Google Offers a Digital Olive Branch July 1

July 1, 2009

In my Google: The Digital Gutenberg, I describe an invention disclosed in a Google patent document for a “partner” to use Google like an integrated motion picture studio. The invention, in effect, allows a partner to create content, post it, control access to the content, run an ad campaign using Google tools, and essential operate like those fun loving moguls Sammy (I am a lamb) Goldwyn and Louis (I am a cupcake) Mayer. Google, according to Reuters, is promoting this “run your own business” service to newspapers. You can read Joseph Tartakoff’s “Google Wants Newspaper to Post Their Videos to YouTube” to get the Thomson Reuters’ slant on this story. For me, the most intriguing comment was:

That [the new offer from Google] contrasts with Google News, where publishers do not get a cut of any of the revenue from the ads that are placed around their headlines.

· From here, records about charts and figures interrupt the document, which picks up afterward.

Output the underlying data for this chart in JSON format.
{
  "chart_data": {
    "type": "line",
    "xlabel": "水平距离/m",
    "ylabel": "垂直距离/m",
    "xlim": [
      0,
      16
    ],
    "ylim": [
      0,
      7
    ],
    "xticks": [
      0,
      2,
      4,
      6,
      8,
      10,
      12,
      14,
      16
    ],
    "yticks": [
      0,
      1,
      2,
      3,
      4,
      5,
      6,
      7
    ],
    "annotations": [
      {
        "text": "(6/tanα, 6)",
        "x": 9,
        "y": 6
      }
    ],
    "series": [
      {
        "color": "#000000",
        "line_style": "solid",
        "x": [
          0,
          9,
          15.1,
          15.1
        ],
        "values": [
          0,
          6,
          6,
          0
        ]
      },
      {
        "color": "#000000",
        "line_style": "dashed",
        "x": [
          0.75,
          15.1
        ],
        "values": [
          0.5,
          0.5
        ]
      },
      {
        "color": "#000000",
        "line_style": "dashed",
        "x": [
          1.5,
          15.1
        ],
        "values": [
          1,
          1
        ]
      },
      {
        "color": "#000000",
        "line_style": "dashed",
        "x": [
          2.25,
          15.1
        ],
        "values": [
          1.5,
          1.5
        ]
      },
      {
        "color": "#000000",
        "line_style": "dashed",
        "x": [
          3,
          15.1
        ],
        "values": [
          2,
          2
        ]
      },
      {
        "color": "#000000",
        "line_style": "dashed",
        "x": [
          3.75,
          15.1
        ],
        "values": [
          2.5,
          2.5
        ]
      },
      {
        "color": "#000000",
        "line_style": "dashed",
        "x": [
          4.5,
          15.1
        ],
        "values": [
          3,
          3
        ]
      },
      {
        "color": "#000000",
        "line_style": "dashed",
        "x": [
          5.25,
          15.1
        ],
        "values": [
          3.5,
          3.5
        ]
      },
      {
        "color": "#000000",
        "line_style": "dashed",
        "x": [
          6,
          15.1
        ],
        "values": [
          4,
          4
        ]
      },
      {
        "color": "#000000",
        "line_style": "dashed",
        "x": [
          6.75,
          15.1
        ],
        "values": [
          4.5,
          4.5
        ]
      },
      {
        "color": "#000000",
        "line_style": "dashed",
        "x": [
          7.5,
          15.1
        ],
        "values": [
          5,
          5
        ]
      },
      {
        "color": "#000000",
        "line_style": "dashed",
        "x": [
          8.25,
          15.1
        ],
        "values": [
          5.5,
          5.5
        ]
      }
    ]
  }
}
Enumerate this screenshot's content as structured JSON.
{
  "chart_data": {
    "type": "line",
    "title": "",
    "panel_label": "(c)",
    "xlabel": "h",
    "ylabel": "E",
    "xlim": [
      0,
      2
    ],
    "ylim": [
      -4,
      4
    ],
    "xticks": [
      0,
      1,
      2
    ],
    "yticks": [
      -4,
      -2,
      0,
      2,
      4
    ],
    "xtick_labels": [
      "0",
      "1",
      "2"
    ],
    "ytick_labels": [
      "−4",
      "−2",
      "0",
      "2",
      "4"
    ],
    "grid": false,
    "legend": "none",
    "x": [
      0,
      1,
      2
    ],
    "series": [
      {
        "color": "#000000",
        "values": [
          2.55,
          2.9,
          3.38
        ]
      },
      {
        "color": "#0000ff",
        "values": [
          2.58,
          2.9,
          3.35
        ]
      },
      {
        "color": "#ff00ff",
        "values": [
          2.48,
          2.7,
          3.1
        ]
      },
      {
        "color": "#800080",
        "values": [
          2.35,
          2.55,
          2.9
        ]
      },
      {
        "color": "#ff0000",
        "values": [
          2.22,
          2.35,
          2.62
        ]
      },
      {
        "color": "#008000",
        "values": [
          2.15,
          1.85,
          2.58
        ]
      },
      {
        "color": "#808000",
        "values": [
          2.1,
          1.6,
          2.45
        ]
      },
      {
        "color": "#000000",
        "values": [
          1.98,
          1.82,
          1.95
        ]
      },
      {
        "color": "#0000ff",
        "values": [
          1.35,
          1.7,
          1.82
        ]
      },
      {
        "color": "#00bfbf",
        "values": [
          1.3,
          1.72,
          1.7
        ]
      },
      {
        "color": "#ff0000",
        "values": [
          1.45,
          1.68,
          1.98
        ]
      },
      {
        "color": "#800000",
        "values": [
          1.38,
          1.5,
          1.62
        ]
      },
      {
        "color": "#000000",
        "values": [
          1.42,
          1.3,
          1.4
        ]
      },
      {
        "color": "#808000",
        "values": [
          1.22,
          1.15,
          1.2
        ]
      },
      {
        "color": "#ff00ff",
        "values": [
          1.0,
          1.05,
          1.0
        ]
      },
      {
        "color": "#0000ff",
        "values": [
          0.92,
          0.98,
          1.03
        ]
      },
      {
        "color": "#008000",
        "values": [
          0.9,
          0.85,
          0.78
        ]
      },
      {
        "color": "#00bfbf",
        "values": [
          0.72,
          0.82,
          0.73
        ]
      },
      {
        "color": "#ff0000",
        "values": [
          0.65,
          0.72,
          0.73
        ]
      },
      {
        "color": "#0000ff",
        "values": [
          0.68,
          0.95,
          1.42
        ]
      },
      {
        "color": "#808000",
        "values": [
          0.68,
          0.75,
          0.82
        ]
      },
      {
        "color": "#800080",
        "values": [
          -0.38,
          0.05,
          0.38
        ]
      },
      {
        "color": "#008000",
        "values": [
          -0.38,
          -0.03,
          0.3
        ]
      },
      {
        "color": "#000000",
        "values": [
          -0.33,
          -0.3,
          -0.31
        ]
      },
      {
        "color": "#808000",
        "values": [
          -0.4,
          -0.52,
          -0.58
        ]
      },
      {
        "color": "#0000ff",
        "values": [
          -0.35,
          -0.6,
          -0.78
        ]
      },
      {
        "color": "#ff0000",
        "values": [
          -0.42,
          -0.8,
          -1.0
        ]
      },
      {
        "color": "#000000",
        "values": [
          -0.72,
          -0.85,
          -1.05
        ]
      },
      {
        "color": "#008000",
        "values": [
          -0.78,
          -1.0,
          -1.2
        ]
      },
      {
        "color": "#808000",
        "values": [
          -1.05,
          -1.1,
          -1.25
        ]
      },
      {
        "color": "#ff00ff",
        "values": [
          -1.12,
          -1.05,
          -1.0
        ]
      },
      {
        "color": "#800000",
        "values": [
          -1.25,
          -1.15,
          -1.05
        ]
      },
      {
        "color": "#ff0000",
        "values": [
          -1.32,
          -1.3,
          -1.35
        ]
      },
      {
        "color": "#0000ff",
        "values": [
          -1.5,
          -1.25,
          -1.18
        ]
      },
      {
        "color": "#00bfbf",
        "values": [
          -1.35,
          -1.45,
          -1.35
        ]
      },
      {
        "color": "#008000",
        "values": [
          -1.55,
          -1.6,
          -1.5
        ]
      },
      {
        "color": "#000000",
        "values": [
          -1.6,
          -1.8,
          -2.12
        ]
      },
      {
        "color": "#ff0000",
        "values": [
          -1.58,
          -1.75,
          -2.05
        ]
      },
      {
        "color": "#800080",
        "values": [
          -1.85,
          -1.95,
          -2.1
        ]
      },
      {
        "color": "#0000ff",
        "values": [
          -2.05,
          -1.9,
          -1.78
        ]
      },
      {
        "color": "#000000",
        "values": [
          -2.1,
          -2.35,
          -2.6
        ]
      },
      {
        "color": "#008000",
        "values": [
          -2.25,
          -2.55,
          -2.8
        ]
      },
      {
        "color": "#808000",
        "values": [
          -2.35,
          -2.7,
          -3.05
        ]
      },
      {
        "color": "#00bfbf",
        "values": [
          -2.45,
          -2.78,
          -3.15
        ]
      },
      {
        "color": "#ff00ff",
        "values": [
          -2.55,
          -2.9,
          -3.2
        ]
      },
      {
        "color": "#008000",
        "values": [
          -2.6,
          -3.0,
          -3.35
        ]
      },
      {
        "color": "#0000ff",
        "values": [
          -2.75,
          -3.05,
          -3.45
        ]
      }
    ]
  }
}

Still, it’s unlikely that many publishers will want to abandon other video platforms, like Brightcove, which also allow them to sell their own ads against their video content—and to link up with several ad networks. Google had already begun to slowly integrate YouTube news videos with Google News last month, when it added videos for the first time to Google News, and the new push should further that. For Google, it’s also a free way to add more professional content to YouTube, and thus attract more premium advertisers.

Will newspapers grab the digital olive branch? Good question. I think that some publishers may do the math and conclude that Google has tipped the odds in favor of the house. I think that’s a wrong way to look at the Google offer, but that’s why I am a fat, addled goose, paddling in the pond with mine drainage run off. I don’t sit in an office tower with air conditioning cooling my pin feathers.